Building internally through your EMR means an ongoing resource commitment. You will need to regularly allocate resources for:
- Technical support
- Managing software updates
- Clinical content management and updates
- Service and technology enhancements (e.g., additional conditions, specialties, and services)
Right now, health systems across the country – and likely in your market – are launching virtual care. According to a recent KaufmanHall study, 56% of health systems stated that developing virtual access points is a high priority, and 23% have a virtual care solution in place today. On top of which, telemedicine companies are growing their service capabilities and becoming more like complete online health systems than one-off urgent care centers. While you’re finding an EMR vendor-certified consultant, hiring IT and clinical staff to support virtual care, and actually building out all the individual, customized components of your service, these competitors are already marketing to and perhaps serving your patients.
Protecting patient relationships and retaining patients isn’t the only consideration. On the flip side, with virtual care proven to add patients to health systems, the time spent in building virtual care internally means the potential for losing new revenue. A recent white paper by Kurt Waltenbaugh, CEO of Carrot Health (and yours truly) found that approximately 25% of new patients from virtual care went on to have in-person care appointments within a health system. With the average annual revenue per new patient close to $3,000, this can add up to significant lost opportunity.
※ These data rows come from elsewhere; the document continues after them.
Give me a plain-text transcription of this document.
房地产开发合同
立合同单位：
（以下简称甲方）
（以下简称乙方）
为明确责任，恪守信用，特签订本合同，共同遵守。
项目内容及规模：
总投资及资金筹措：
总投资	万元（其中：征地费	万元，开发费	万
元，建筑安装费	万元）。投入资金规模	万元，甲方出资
Finally, building your virtual care service within your EMR makes it much more difficult to change EMR vendors. You may not want to consider it right now, but if something occurs that causes you to change EMRs and you’ve built your virtual care, you lose your virtual care service, and all the time and money invested in building it.
Adding it all up
Back to our imaginary scenario: You’ve gone through your technology build, and you begin adding up all the costs associated with creating your virtual care service. All told, your free virtual care technology ended up taking more than a year and costing several hundred thousand dollars to build. During that time, your two biggest competitors launched online care services, and now have contracts with the major health plans and employers in your area. What’s more, your urgent care centers and clinics have seen a decrease in patients, as those services siphon visits away from your health system.
Having spent the past decade supporting health systems, I understand the temptation of the word “free.” Healthcare organizations are consistently asked to do more with fewer resources, and budgets are under heightened scrutiny. But look closely at any option billed as “free” – it may end up costing you more in the long run.